The violence broke out after a protest in Cairo against an attack on a church in Aswan province last week.
Some Muslims joined the Copts in protesting against military rule while others responded to government calls to help preserve stability.
An emergency cabinet meeting has been called for Monday.
The BBC's Yolande Knell in Cairo says there is pressure on ministers and on the country's military rulers to give assurances about national unity.
A nighttime curfew was lifted at 07:00 local time (05:00 GMT).
Mr Sharaf, who toured the area where the clashes occurred, also addressed calls by protesters for the removal of the military rulers.
"The most serious threat to the country's security is tampering with national unity, and the stirring of discord between Muslim and Christian sons of Egypt," he said in a televised address late on Sunday.
He added that such violence - the worst in Egypt since President Hosni Mubarak was ousted in February - was "tampering with the relationship between the people and the army".
Earlier, Egyptian TV showed protesters clashing with security forces as army vehicles burned outside the state TV building where protesters had originally planned a sit-in.
There were also reports of burning vehicles outside the Coptic hospital, where many of the injured have been taken.
Sectarian tensions have increased in recent months in Egypt.
The Copts - who make up about 10% of the population - accuse the governing military council of being too lenient on the perpetrators of a string of anti-Christian attacks.

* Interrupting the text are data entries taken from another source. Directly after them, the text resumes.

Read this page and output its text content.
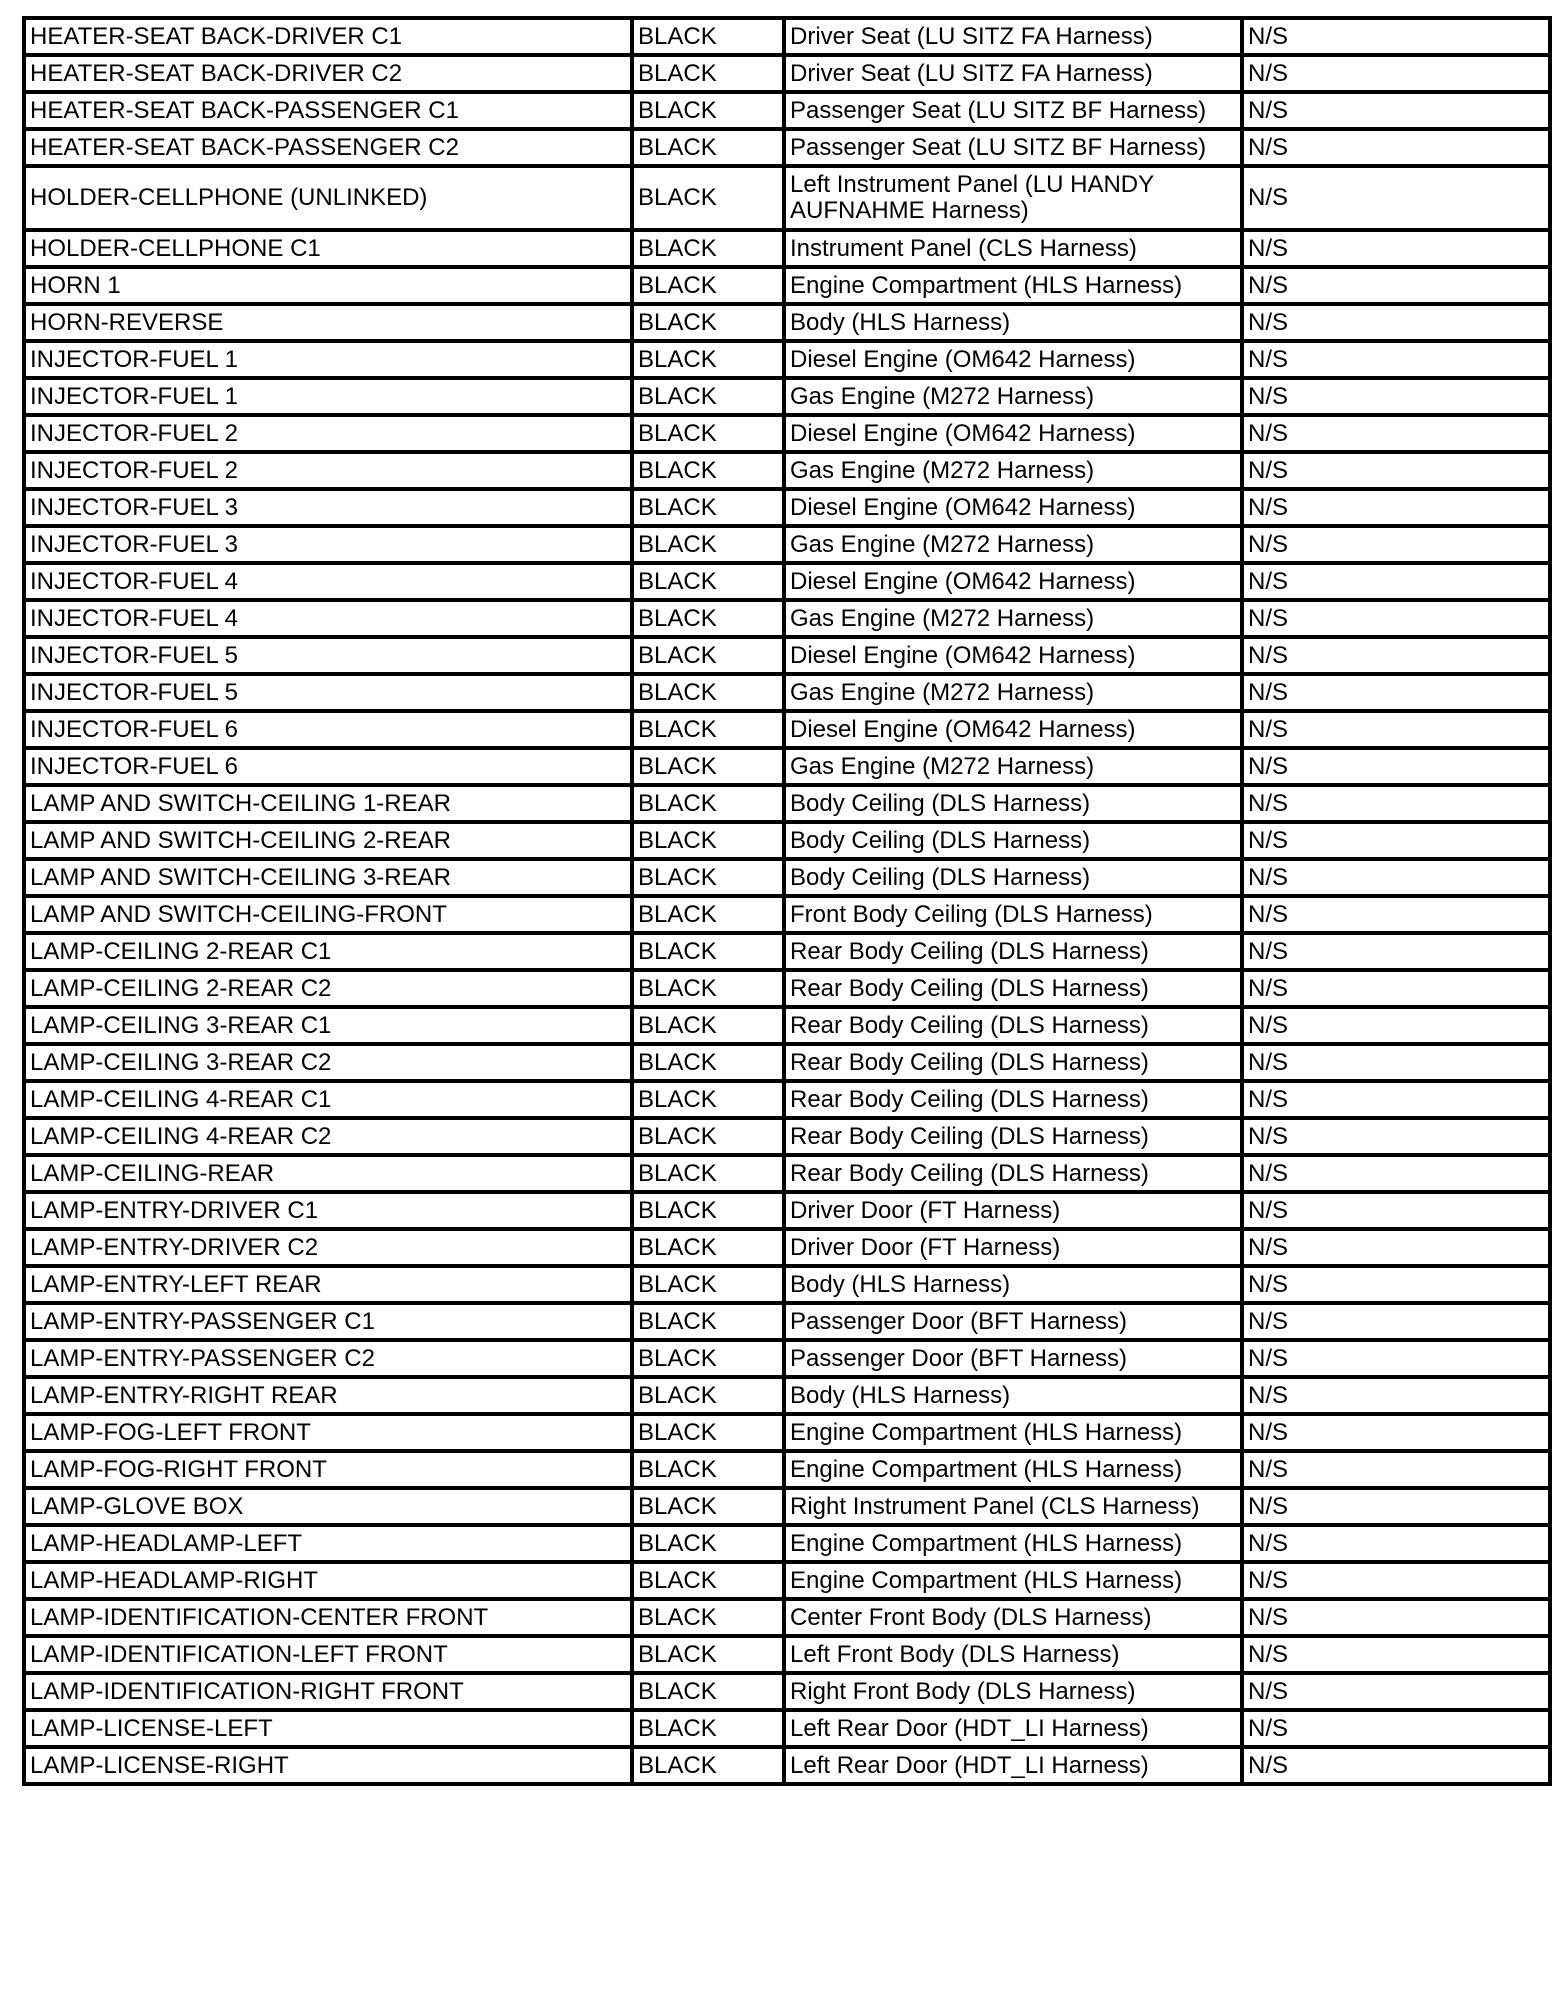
HEATER-SEAT BACK-DRIVER C1	BLACK	Driver Seat (LU SITZ FA Harness)	N/S
HEATER-SEAT BACK-DRIVER C2	BLACK	Driver Seat (LU SITZ FA Harness)	N/S
HEATER-SEAT BACK-PASSENGER C1	BLACK	Passenger Seat (LU SITZ BF Harness)	N/S
HEATER-SEAT BACK-PASSENGER C2	BLACK	Passenger Seat (LU SITZ BF Harness)	N/S
HOLDER-CELLPHONE (UNLINKED)	BLACK	Left Instrument Panel (LU HANDY AUFNAHME Harness)	N/S
HOLDER-CELLPHONE C1	BLACK	Instrument Panel (CLS Harness)	N/S
HORN 1	BLACK	Engine Compartment (HLS Harness)	N/S
HORN-REVERSE	BLACK	Body (HLS Harness)	N/S
INJECTOR-FUEL 1	BLACK	Diesel Engine (OM642 Harness)	N/S
INJECTOR-FUEL 1	BLACK	Gas Engine (M272 Harness)	N/S
INJECTOR-FUEL 2	BLACK	Diesel Engine (OM642 Harness)	N/S
INJECTOR-FUEL 2	BLACK	Gas Engine (M272 Harness)	N/S
INJECTOR-FUEL 3	BLACK	Diesel Engine (OM642 Harness)	N/S
INJECTOR-FUEL 3	BLACK	Gas Engine (M272 Harness)	N/S
INJECTOR-FUEL 4	BLACK	Diesel Engine (OM642 Harness)	N/S
INJECTOR-FUEL 4	BLACK	Gas Engine (M272 Harness)	N/S
INJECTOR-FUEL 5	BLACK	Diesel Engine (OM642 Harness)	N/S
INJECTOR-FUEL 5	BLACK	Gas Engine (M272 Harness)	N/S
INJECTOR-FUEL 6	BLACK	Diesel Engine (OM642 Harness)	N/S
INJECTOR-FUEL 6	BLACK	Gas Engine (M272 Harness)	N/S
LAMP AND SWITCH-CEILING 1-REAR	BLACK	Body Ceiling (DLS Harness)	N/S
LAMP AND SWITCH-CEILING 2-REAR	BLACK	Body Ceiling (DLS Harness)	N/S
LAMP AND SWITCH-CEILING 3-REAR	BLACK	Body Ceiling (DLS Harness)	N/S
LAMP AND SWITCH-CEILING-FRONT	BLACK	Front Body Ceiling (DLS Harness)	N/S
LAMP-CEILING 2-REAR C1	BLACK	Rear Body Ceiling (DLS Harness)	N/S
LAMP-CEILING 2-REAR C2	BLACK	Rear Body Ceiling (DLS Harness)	N/S
LAMP-CEILING 3-REAR C1	BLACK	Rear Body Ceiling (DLS Harness)	N/S
LAMP-CEILING 3-REAR C2	BLACK	Rear Body Ceiling (DLS Harness)	N/S
LAMP-CEILING 4-REAR C1	BLACK	Rear Body Ceiling (DLS Harness)	N/S
LAMP-CEILING 4-REAR C2	BLACK	Rear Body Ceiling (DLS Harness)	N/S
LAMP-CEILING-REAR	BLACK	Rear Body Ceiling (DLS Harness)	N/S
LAMP-ENTRY-DRIVER C1	BLACK	Driver Door (FT Harness)	N/S
LAMP-ENTRY-DRIVER C2	BLACK	Driver Door (FT Harness)	N/S
LAMP-ENTRY-LEFT REAR	BLACK	Body (HLS Harness)	N/S
LAMP-ENTRY-PASSENGER C1	BLACK	Passenger Door (BFT Harness)	N/S
LAMP-ENTRY-PASSENGER C2	BLACK	Passenger Door (BFT Harness)	N/S
LAMP-ENTRY-RIGHT REAR	BLACK	Body (HLS Harness)	N/S
LAMP-FOG-LEFT FRONT	BLACK	Engine Compartment (HLS Harness)	N/S
LAMP-FOG-RIGHT FRONT	BLACK	Engine Compartment (HLS Harness)	N/S
LAMP-GLOVE BOX	BLACK	Right Instrument Panel (CLS Harness)	N/S
LAMP-HEADLAMP-LEFT	BLACK	Engine Compartment (HLS Harness)	N/S
LAMP-HEADLAMP-RIGHT	BLACK	Engine Compartment (HLS Harness)	N/S
LAMP-IDENTIFICATION-CENTER FRONT	BLACK	Center Front Body (DLS Harness)	N/S
LAMP-IDENTIFICATION-LEFT FRONT	BLACK	Left Front Body (DLS Harness)	N/S
LAMP-IDENTIFICATION-RIGHT FRONT	BLACK	Right Front Body (DLS Harness)	N/S
LAMP-LICENSE-LEFT	BLACK	Left Rear Door (HDT_LI Harness)	N/S
LAMP-LICENSE-RIGHT	BLACK	Left Rear Door (HDT_LI Harness)	N/S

Thousands - mainly but not exclusively Christians - joined the initial march from the Shubra district of northern Cairo to the state TV building in Maspero Square.

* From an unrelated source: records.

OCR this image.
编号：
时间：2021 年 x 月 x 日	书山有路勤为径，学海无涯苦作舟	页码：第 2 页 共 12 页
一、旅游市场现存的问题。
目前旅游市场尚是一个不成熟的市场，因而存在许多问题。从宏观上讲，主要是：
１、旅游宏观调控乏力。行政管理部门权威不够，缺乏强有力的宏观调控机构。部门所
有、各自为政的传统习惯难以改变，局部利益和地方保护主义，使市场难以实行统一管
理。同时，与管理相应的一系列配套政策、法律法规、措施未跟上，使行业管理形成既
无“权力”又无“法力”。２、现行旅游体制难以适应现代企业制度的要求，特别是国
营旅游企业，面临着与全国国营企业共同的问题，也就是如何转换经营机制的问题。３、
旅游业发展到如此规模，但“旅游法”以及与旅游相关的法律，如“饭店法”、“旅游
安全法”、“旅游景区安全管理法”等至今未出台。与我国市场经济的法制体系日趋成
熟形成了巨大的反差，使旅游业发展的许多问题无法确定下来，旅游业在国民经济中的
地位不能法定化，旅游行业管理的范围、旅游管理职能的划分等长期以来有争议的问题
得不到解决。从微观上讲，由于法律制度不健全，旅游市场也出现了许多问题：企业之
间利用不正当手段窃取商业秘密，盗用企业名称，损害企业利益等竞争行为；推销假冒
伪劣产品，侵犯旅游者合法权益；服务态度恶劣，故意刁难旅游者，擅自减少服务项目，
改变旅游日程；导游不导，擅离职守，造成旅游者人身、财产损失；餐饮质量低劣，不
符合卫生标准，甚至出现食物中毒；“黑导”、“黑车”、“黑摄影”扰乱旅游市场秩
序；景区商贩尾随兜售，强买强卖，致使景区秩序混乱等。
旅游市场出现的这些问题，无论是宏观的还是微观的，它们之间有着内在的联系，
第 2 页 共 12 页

They were calling on the military council to sack the governor of Aswan province. They also accused state TV of fanning the flames of anti-Christian agitation.

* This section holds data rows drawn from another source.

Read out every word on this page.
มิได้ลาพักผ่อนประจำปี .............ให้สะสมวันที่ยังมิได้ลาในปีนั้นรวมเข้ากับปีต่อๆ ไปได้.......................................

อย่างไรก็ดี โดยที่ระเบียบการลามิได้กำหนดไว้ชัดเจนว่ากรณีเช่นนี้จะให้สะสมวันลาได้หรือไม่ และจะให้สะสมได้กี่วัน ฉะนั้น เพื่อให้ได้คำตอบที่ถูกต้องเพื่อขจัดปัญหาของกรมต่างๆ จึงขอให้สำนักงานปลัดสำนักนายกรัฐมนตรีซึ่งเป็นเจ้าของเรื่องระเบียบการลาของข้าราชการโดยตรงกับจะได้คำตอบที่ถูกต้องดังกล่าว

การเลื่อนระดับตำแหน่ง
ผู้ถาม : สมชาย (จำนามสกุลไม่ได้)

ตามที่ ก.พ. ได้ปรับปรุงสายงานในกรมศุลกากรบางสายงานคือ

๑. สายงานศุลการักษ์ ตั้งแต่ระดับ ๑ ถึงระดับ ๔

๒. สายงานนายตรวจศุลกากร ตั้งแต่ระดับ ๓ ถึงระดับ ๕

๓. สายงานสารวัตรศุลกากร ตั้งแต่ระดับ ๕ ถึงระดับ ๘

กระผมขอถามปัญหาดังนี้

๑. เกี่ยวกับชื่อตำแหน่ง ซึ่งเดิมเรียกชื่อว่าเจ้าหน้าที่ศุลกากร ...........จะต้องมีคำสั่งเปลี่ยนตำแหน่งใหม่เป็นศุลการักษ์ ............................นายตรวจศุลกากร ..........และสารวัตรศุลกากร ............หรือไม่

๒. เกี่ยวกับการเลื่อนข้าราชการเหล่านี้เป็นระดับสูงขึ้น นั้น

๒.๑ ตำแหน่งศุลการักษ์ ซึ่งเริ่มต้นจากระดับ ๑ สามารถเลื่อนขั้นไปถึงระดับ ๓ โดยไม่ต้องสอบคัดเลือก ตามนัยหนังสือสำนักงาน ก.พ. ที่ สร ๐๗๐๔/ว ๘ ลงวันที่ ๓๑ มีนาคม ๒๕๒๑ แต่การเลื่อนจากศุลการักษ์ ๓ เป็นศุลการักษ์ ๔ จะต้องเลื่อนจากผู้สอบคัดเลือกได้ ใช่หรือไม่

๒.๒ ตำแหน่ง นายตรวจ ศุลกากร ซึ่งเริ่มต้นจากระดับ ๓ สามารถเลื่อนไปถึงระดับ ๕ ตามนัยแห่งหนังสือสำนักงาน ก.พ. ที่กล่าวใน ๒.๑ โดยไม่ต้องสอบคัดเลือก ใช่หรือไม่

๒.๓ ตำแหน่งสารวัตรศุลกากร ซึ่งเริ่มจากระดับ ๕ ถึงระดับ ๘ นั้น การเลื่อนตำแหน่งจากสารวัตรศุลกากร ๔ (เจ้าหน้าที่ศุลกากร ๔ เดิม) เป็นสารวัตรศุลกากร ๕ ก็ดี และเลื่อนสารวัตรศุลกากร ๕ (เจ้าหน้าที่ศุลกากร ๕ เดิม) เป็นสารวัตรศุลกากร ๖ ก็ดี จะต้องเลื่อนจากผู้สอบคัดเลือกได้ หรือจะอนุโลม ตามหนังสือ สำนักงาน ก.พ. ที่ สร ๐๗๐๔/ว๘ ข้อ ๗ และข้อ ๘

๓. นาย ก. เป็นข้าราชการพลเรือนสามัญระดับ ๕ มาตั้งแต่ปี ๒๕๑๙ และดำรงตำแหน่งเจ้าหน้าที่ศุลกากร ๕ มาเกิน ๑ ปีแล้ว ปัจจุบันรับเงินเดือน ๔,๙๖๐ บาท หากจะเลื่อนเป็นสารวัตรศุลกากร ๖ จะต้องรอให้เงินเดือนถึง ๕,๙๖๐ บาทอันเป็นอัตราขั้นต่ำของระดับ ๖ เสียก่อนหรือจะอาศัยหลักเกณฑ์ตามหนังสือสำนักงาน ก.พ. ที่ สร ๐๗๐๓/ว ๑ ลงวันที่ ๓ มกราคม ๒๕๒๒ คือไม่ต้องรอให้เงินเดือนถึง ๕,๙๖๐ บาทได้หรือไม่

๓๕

But the demonstrators said they were assaulted by attackers in plain clothes before the clashes with the security forces broke out.
The violence began outside the state TV building but soon spread to Tahrir Square, the epicentre of the demonstrations which led to President Mubarak's resignation.
There were reports of thousands joining in the street violence, attacking both sides. Rioters tore up the pavement and hurled stones.
Correspondents say that many Muslims came out to defend Christians from the security forces and protest against the military's continued hold on power.
Some called for the resignation of the military council, in particular its chairman, Field Marshal Mohamed Tantawi.
Others responded to government calls to help the army quell the unrest for the sake of stability.
Some protesters reported hearing gunfire, and several said they had seen a military vehicle run over at least five people.
Eyewitness Nigel Hetherington says troops fired rubber bullets and teargas into crowds. "I saw civilians running past my window as troops fired wildly into the crowds," he told the BBC.
Nazly Hussein, who was near the Ramses Hilton hotel, said she had not seen so many dead in the streets since the days between 28 January and 2 February, the most violent days of the revolution.
Another eyewitness, a Christian named Sandra, watched the violence on Maspero Square from home.
"Everything took place directly underneath our house," she told the BBC. "It all happened so fast. The army moved in with tanks and were literally running over people. You could see bodies all over the place. People were running and screaming."
Hossam Baghgat, head of the Egyptian Initiative for Human Rights and an eyewitness, described to local TV what he saw: "Some bodies had no heads, others had their heads completely flattened [and] you can't see the features, it's so obvious they were run over."
The authorities have so far made no comment on the reports of military vehicles running people over.
The ministry of health said that at least 24 people had been killed and 212 had been wounded in the violence.
Of this number, at least 86 were security forces, ministry spokesman Hisham Shiha told the BBC.
Our correspondent says sectarian tensions have simmered in the political and security vacuum that has developed in the past couple of months.
Christians have been worried by the increasing show of strength by ultra-conservative Islamists.
In May, 12 people died in attacks on Coptic churches. In March, 13 people were killed in clashes between Muslims and Copts in Tahrir Square.
This latest violence comes ahead of parliamentary elections scheduled for 28 November, the first such vote since former President Hosni Mubarak stepped down.
The Copts, the largest minority in Egypt, complain of discrimination, including a law requiring presidential permission for churches to be built. Egypt only recognises conversions from Christianity to Islam, not the other way.